Si, pour Maud Navarre, « la parité est la traduction française d’une politique de discrimination positive fondée sur des quotas », le mot sert avant tout à désigner une « répartition égale entre deux groupes », celui des hommes et celui des femmes. En l’occurrence une répartition des responsabilités politiques.

Historiquement, la volonté de répartir également les places politiques entre ces deux groupes commence avec la révision constitutionnelle de 1999, qui modifie les articles 3 et 4 de ce qui constitue le socle de notre ordonnancement juridique : la Constitution du 4 octobre 1958, celle de notre République actuelle, la Vème du nom. En effet, en faisant désormais disposer par ce texte juridique fondamental que « la loi favorise l’égal accès des femmes et des hommes aux mandats électoraux et aux fonctions électives » (article 3), et que les partis politiques « contribuent à la mise en œuvre » de ce principe énoncé à l’article précité, « dans les conditions déterminées par la loi », cette réforme constitutionnelle introduit la notion de parité dans notre droit. Une notion qui serait restée lettre morte si de nombreux textes législatifs n’avaient été adoptés pour la mettre en musique, lui donner corps. Textes que les partis politiques, largement dirigés par un personnel masculin soucieux de conserver sa position dominante, n’ont eu de cesse de contourner ou de négliger ouvertement, contribuant ainsi à retarder l’arrivée des femmes en politique.

 

Une montée en puissance qui n’a toutefois pas pu être enrayée. En effet, la féminisation du personnel politique, sous l’impact de lois comme celle de 2013, qui prévoit la confection de liste paritaires pour les communes de plus de 1000 habitants et le scrutin binominal à deux tours pour les élections départementales, est désormais en marche, plus exactement : en cours.

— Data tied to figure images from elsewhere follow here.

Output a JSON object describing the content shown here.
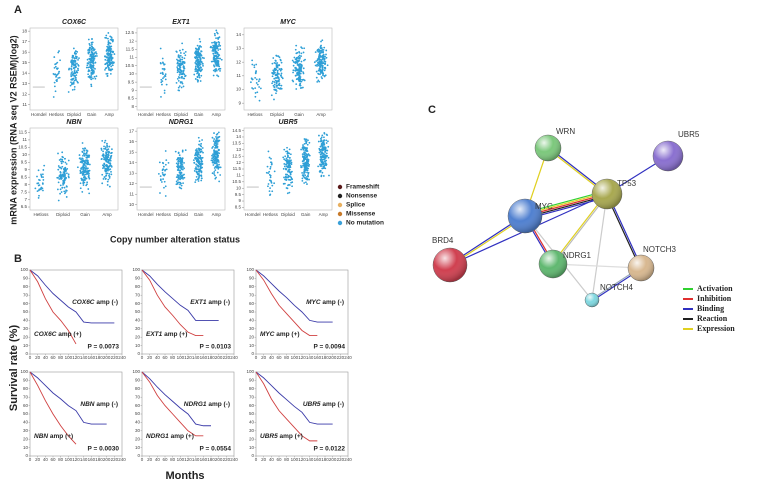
{
  "panel_a": {
    "label": "A",
    "y_label": "mRNA expression (RNA seq V2 RSEM)(log2)",
    "x_label": "Copy number alteration status",
    "plots": [
      {
        "gene": "COX6C",
        "categories": [
          "Homdel",
          "Hetloss",
          "Diploid",
          "Gain",
          "Amp"
        ],
        "ylim": [
          10.5,
          18.3
        ],
        "yticks": [
          11,
          12,
          13,
          14,
          15,
          16,
          17,
          18
        ]
      },
      {
        "gene": "EXT1",
        "categories": [
          "Homdel",
          "Hetloss",
          "Diploid",
          "Gain",
          "Amp"
        ],
        "ylim": [
          7.8,
          12.8
        ],
        "yticks": [
          8,
          8.5,
          9,
          9.5,
          10,
          10.5,
          11,
          11.5,
          12,
          12.5
        ]
      },
      {
        "gene": "MYC",
        "categories": [
          "Hetloss",
          "Diploid",
          "Gain",
          "Amp"
        ],
        "ylim": [
          8.5,
          14.5
        ],
        "yticks": [
          9,
          10,
          11,
          12,
          13,
          14
        ]
      },
      {
        "gene": "NBN",
        "categories": [
          "Hetloss",
          "Diploid",
          "Gain",
          "Amp"
        ],
        "ylim": [
          6.3,
          11.8
        ],
        "yticks": [
          6.5,
          7,
          7.5,
          8,
          8.5,
          9,
          9.5,
          10,
          10.5,
          11,
          11.5
        ]
      },
      {
        "gene": "NDRG1",
        "categories": [
          "Homdel",
          "Hetloss",
          "Diploid",
          "Gain",
          "Amp"
        ],
        "ylim": [
          9.5,
          17.3
        ],
        "yticks": [
          10,
          11,
          12,
          13,
          14,
          15,
          16,
          17
        ]
      },
      {
        "gene": "UBR5",
        "categories": [
          "Homdel",
          "Hetloss",
          "Diploid",
          "Gain",
          "Amp"
        ],
        "ylim": [
          8.3,
          14.7
        ],
        "yticks": [
          8.5,
          9,
          9.5,
          10,
          10.5,
          11,
          11.5,
          12,
          12.5,
          13,
          13.5,
          14,
          14.5
        ]
      }
    ],
    "legend": [
      {
        "name": "Frameshift",
        "color": "#5a1a1a"
      },
      {
        "name": "Nonsense",
        "color": "#222222"
      },
      {
        "name": "Splice",
        "color": "#e8b060"
      },
      {
        "name": "Missense",
        "color": "#c87a2a"
      },
      {
        "name": "No mutation",
        "color": "#3aa0d8"
      }
    ]
  },
  "panel_b": {
    "label": "B",
    "y_label": "Survival rate (%)",
    "x_label": "Months",
    "xlim": [
      0,
      240
    ],
    "xticks": [
      0,
      20,
      40,
      60,
      80,
      100,
      120,
      140,
      160,
      180,
      200,
      220,
      240
    ],
    "ylim": [
      0,
      100
    ],
    "yticks": [
      0,
      10,
      20,
      30,
      40,
      50,
      60,
      70,
      80,
      90,
      100
    ],
    "x": [
      0,
      20,
      40,
      60,
      80,
      100,
      120,
      140,
      160,
      180,
      200,
      220
    ],
    "neg_color": "#3a3aa8",
    "pos_color": "#d04040",
    "plots": [
      {
        "gene": "COX6C",
        "neg_label": "amp (-)",
        "pos_label": "amp (+)",
        "p_text": "P = 0.0073",
        "neg": [
          100,
          93,
          82,
          72,
          64,
          56,
          50,
          38,
          37,
          37,
          37,
          37
        ],
        "pos": [
          100,
          86,
          66,
          50,
          40,
          28,
          12,
          null,
          null,
          null,
          null,
          null
        ]
      },
      {
        "gene": "EXT1",
        "neg_label": "amp (-)",
        "pos_label": "amp (+)",
        "p_text": "P = 0.0103",
        "neg": [
          100,
          93,
          83,
          74,
          66,
          58,
          52,
          40,
          40,
          40,
          40,
          null
        ],
        "pos": [
          100,
          88,
          70,
          56,
          46,
          35,
          26,
          22,
          22,
          null,
          null,
          null
        ]
      },
      {
        "gene": "MYC",
        "neg_label": "amp (-)",
        "pos_label": "amp (+)",
        "p_text": "P = 0.0094",
        "neg": [
          100,
          93,
          84,
          75,
          67,
          58,
          50,
          40,
          38,
          38,
          38,
          null
        ],
        "pos": [
          100,
          88,
          72,
          58,
          48,
          38,
          28,
          22,
          22,
          null,
          null,
          null
        ]
      },
      {
        "gene": "NBN",
        "neg_label": "amp (-)",
        "pos_label": "amp (+)",
        "p_text": "P = 0.0030",
        "neg": [
          100,
          93,
          84,
          75,
          68,
          60,
          54,
          40,
          38,
          38,
          38,
          null
        ],
        "pos": [
          100,
          84,
          66,
          50,
          36,
          24,
          14,
          null,
          null,
          null,
          null,
          null
        ]
      },
      {
        "gene": "NDRG1",
        "neg_label": "amp (-)",
        "pos_label": "amp (+)",
        "p_text": "P = 0.0554",
        "neg": [
          100,
          92,
          82,
          73,
          65,
          57,
          50,
          38,
          36,
          36,
          null,
          null
        ],
        "pos": [
          100,
          88,
          72,
          60,
          50,
          40,
          30,
          24,
          24,
          null,
          null,
          null
        ]
      },
      {
        "gene": "UBR5",
        "neg_label": "amp (-)",
        "pos_label": "amp (+)",
        "p_text": "P = 0.0122",
        "neg": [
          100,
          93,
          84,
          75,
          67,
          59,
          52,
          40,
          38,
          38,
          38,
          null
        ],
        "pos": [
          100,
          86,
          68,
          54,
          44,
          34,
          24,
          18,
          18,
          null,
          null,
          null
        ]
      }
    ]
  },
  "panel_c": {
    "label": "C",
    "nodes": [
      {
        "label": "WRN",
        "color": "#7cc87c"
      },
      {
        "label": "UBR5",
        "color": "#8a70d0"
      },
      {
        "label": "TP53",
        "color": "#a8a850"
      },
      {
        "label": "BRD4",
        "color": "#d04050"
      },
      {
        "label": "MYC",
        "color": "#5080d0"
      },
      {
        "label": "NDRG1",
        "color": "#60b870"
      },
      {
        "label": "NOTCH3",
        "color": "#d8b890"
      },
      {
        "label": "NOTCH4",
        "color": "#80d8e0"
      }
    ],
    "legend": [
      {
        "name": "Activation",
        "color": "#30d030"
      },
      {
        "name": "Inhibition",
        "color": "#e03030"
      },
      {
        "name": "Binding",
        "color": "#3030c0"
      },
      {
        "name": "Reaction",
        "color": "#202020"
      },
      {
        "name": "Expression",
        "color": "#e0d020"
      }
    ]
  }
}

De plus en plus de femmes en politique, mais pas de révolution

Ceci rappelé, si la féminisation du personnel politique des assemblées communales, intercommunales, départementales et régionales est indiscutablement avérée, il n’y a néanmoins pas de quoi pavoiser, le diable se logeant, comme toujours, dans certains détails, pour le moins troublant.

C’est entendu, les femmes en politique sont beaucoup plus nombreuses qu’au sortir de la Seconde Guerre mondiale, date à laquelle, pour limiter les progrès du Parti communiste dans les urnes, les hommes, partant du principe que les femmes sont en leur for intérieur plus conservatrices, avaient consentis à leur octroyer le droit de vote et d’éligibilité. Néanmoins, elles ne sont pas tant que cela à occuper des postes au niveau des exécutifs territoriaux. En effet, on ne compte que 16 % de femmes maires, que 8 % de femmes présidentes d’intercommunalités et tout juste 2 femmes présidentes de Régions sur 22. Et si l’on ajoute à cela que seulement 10 % sont présidentes de conseils départementaux, une chose est sûre : la féminisation du personnel politique n’a pas entraîné une féminisation des fonctions exécutives au sein des assemblées communales, intercommunales, départementales et régionales, qui restent la chasse (jalousement) gardée des hommes.

Autrement dit, s’il y a de plus en plus de femmes en politique, on est encore loin d’une révolution. Et le jour où les femmes auront le poids qu’ont actuellement les hommes en politique n’est pas encore arrivé.

Les femmes en politique aujourd’hui : des « étoiles filantes », exigeantes avec elles-mêmes, confrontées au sexisme ordinaire

Tout ceci considéré, une chose ne souffre guère de discussion : par rapport aux siècles précédents, ceci n’est toutefois pas discutable, la place des femmes en politique a largement évolué. Les assemblées politiques ne sont plus des clubs exclusivement masculins, desquels les femmes seraient impitoyablement refoulées, exclues.

Partant de cela, et prenant pour étude le personnel politique féminin de la Bourgogne, c'est-à-dire celui de la Région, des quatre assemblées départementales (Côte-d’Or, Nièvre, Saône-et-Loire et Yonne), les assemblées des communes de plus de 3500 habitants (environ 60), auxquels elle a ajouté les parlementaires bourguignons,  Maud Navarre a donc réalisé la thèse de sociologie évoquée plus haut.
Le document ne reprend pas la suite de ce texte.